A parte Cesare, ultimamente sono ossessionata da Post Malone, cosa sorprendente perché non c’è genere con cui mi sia identificata meno nella vita. Forse è l’influenza della California. Adoro anche la forte carica femminile che mi arriva ogni volta che ascolto Dua Lipa, altra artista che mi ispira molto in questi tempi e alla quale ho dedicato un tatuaggio.

Dietro il successo di un grande uomo c’è una grande donna. E dietro il successo di una grande donna?

Due p***e enormi!!!!

Tattoos e piercing. Cos’è rimasto della rebel rebel conosciuta in via Sarfatti? Quanti ne hai e cosa rappresentano.

La fase piercing è un po’ passata, ma ho una decina di tatuaggi molto piccoli e nascosti. Il primo lo feci a 18 anni, una scritta ‘dreamer’ dietro al collo e ricordo che faceva parte della promessa fatta a me stessa di non perdermi mai nel cinismo di chi diceva ‘smettila di sognare’. Gli altri sono tutti segni di alcuni periodi della mia vita, alcuni in comune con le persone più importanti per me, altri fatti quando ho raggiunto un determinato traguardo che mi ero prefissata. L’ultimo risale a due giorni fa, una piccola palma che sta ad indicare il life-style californiano e quello che questa nazione mi ha dato. Tengo molto anche alla sagoma dell’Italia dietro all’orecchio: come dicono qui ‘you can take a girl out of Italy, but you can’t take Italy out of a girl.’

Se Isabella fosse un film, quale sarebbe?

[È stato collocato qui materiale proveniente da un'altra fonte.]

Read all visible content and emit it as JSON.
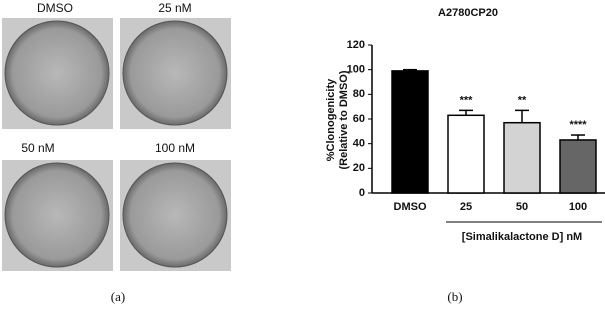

Vanilla Sky. Complicato, romantico, ingenuo, sognatore, passionale, sorprendente, coraggioso, malinconico.

Back to Italy. Come ci si sente a vivere tra due mondi? Pensi saresti riuscita a realizzarti qui? Ritorneresti mai a vivere in Italia?

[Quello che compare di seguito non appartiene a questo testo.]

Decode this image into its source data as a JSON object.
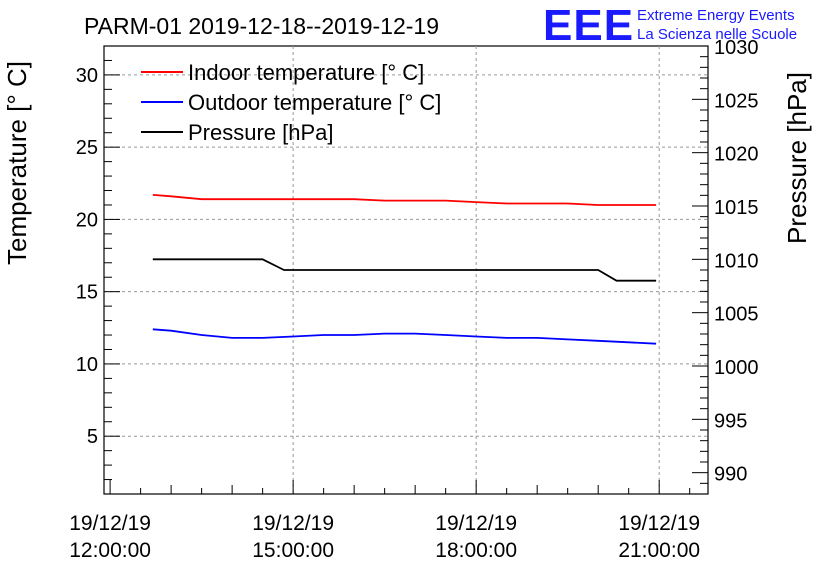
{
  "header": {
    "title": "PARM-01 2019-12-18--2019-12-19",
    "logo_text": "EEE",
    "logo_line1": "Extreme Energy Events",
    "logo_line2": "La Scienza nelle Scuole",
    "logo_color": "#1a1aff"
  },
  "chart_data": {
    "type": "line",
    "title": "PARM-01 2019-12-18--2019-12-19",
    "xlabel": "",
    "ylabel": "Temperature [° C]",
    "ylabel_right": "Pressure [hPa]",
    "x_range_hours": [
      11.9,
      21.8
    ],
    "ylim_left": [
      1,
      32
    ],
    "ylim_right": [
      988,
      1030
    ],
    "x_ticks": [
      {
        "hour": 12,
        "date": "19/12/19",
        "time": "12:00:00"
      },
      {
        "hour": 15,
        "date": "19/12/19",
        "time": "15:00:00"
      },
      {
        "hour": 18,
        "date": "19/12/19",
        "time": "18:00:00"
      },
      {
        "hour": 21,
        "date": "19/12/19",
        "time": "21:00:00"
      }
    ],
    "y_ticks_left": [
      5,
      10,
      15,
      20,
      25,
      30
    ],
    "y_ticks_right": [
      990,
      995,
      1000,
      1005,
      1010,
      1015,
      1020,
      1025,
      1030
    ],
    "grid": true,
    "legend_position": "top-left",
    "series": [
      {
        "name": "Indoor temperature [° C]",
        "color": "#ff0000",
        "axis": "left",
        "x": [
          12.7,
          13.0,
          13.5,
          14.0,
          14.5,
          15.0,
          15.5,
          16.0,
          16.5,
          17.0,
          17.5,
          18.0,
          18.5,
          19.0,
          19.5,
          20.0,
          20.5,
          20.95
        ],
        "y": [
          21.7,
          21.6,
          21.4,
          21.4,
          21.4,
          21.4,
          21.4,
          21.4,
          21.3,
          21.3,
          21.3,
          21.2,
          21.1,
          21.1,
          21.1,
          21.0,
          21.0,
          21.0
        ]
      },
      {
        "name": "Outdoor temperature [° C]",
        "color": "#0000ff",
        "axis": "left",
        "x": [
          12.7,
          13.0,
          13.5,
          14.0,
          14.5,
          15.0,
          15.5,
          16.0,
          16.5,
          17.0,
          17.5,
          18.0,
          18.5,
          19.0,
          19.5,
          20.0,
          20.5,
          20.95
        ],
        "y": [
          12.4,
          12.3,
          12.0,
          11.8,
          11.8,
          11.9,
          12.0,
          12.0,
          12.1,
          12.1,
          12.0,
          11.9,
          11.8,
          11.8,
          11.7,
          11.6,
          11.5,
          11.4
        ]
      },
      {
        "name": "Pressure [hPa]",
        "color": "#000000",
        "axis": "right",
        "x": [
          12.7,
          13.5,
          14.5,
          14.85,
          15.5,
          16.5,
          17.5,
          18.5,
          19.5,
          20.0,
          20.3,
          20.95
        ],
        "y": [
          1010,
          1010,
          1010,
          1009,
          1009,
          1009,
          1009,
          1009,
          1009,
          1009,
          1008,
          1008
        ]
      }
    ]
  }
}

A volte ci penso, perché col tempo l’euforia del vivere lontana da casa passa, e la mancanza delle tue abitudini, dei tuoi profumi, delle tue persone si fa sentire sempre più forte. Mi piacerebbe tornare e portare indietro quello che ho appreso, ma quando le cose saranno diverse e ci sarà una maggiore apertura verso le diversità e maggiori opportunità, quando il vecchio dara’ spazio al nuovo. Non penso assolutamente che sarei riuscita o riuscirei a realizzarmi professionalmente nel mio settore ad oggi purtroppo, ma ho la speranza di farlo in un futuro.

Domande dirette

una colazione con Cesare Cremonini

una serata da leoni con Isa Milk

 un viaggio Cuba

un lento con sempre con Cesare Cremonini, ma solo se cuore a cuore.

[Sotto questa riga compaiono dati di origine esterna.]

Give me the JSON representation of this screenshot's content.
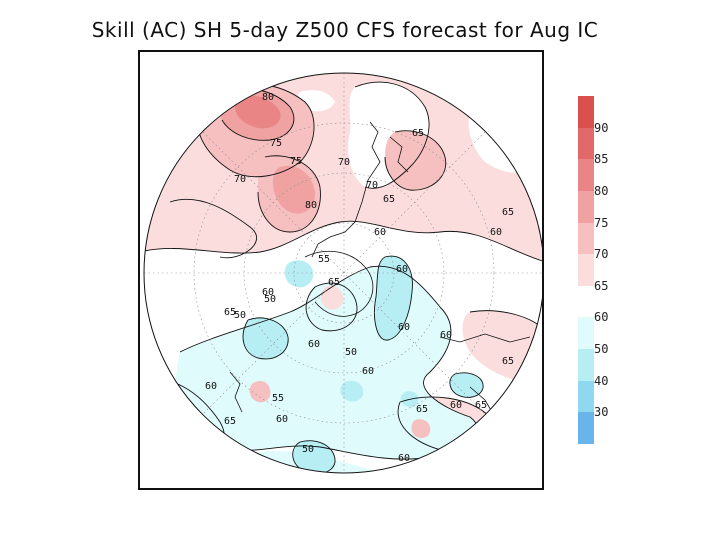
{
  "title": "Skill (AC) SH 5-day Z500 CFS forecast for Aug IC",
  "legend": {
    "bins": [
      {
        "label": "",
        "color": "#d9504c"
      },
      {
        "label": "90",
        "color": "#e2696a"
      },
      {
        "label": "85",
        "color": "#e98685"
      },
      {
        "label": "80",
        "color": "#f0a2a2"
      },
      {
        "label": "75",
        "color": "#f6c0c0"
      },
      {
        "label": "70",
        "color": "#fbdddd"
      },
      {
        "label": "65",
        "color": "#ffffff"
      },
      {
        "label": "60",
        "color": "#e0fbfc"
      },
      {
        "label": "50",
        "color": "#b6eef4"
      },
      {
        "label": "40",
        "color": "#90d8ef"
      },
      {
        "label": "30",
        "color": "#6ab4ec"
      }
    ]
  },
  "map": {
    "contour_labels": [
      "80",
      "75",
      "75",
      "70",
      "70",
      "80",
      "70",
      "65",
      "65",
      "65",
      "60",
      "60",
      "55",
      "65",
      "60",
      "60",
      "50",
      "60",
      "60",
      "65",
      "50",
      "60",
      "65",
      "60",
      "55",
      "65",
      "60",
      "50",
      "60",
      "65",
      "65",
      "60",
      "60",
      "50"
    ]
  }
}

un concerto  di Ennio Morricone

un cinema con Mia cugina Lucia, sua mamma Gabriella, e sua moglie Marta

un cocktail con le mie migliori amiche Isa e Giulia

un ristorante Il Pastaio a Beverly Hills

un libro L’Alchimista

un quadro Notte Stellata

 un film Midnight in Paris

limonare solo limonare con Ryan Gosling

Sei giovane e hai già dato concretezza a tanti progetti, mostrando coraggio e spirito di sacrificio. Dove ti vedi tra dieci anni?

Con un premio Oscar sulla scrivania di casa mia.

Quando non è al pc, in trasferta o dietro la scrivania, cosa fa Isabella per essere felice?

Mi butto sempre in nuove avventure, soprattutto di notte, essendo quella che gli Americani chiamano ‘night owl’. A volte vado a dei concerti all’Hollywood Bowl, a volte mi ritrovo in jamming sessions sulle colline, altre volte semplicemente a chiacchierare in piscina con i vicini o a Malibu a guardare le stelle e ad immaginarmi il futuro. La maggior parte delle sere esco dal portone senza mai sapere dove le strade di LA mi porteranno, ed e`la cosa che rende più magica questa città.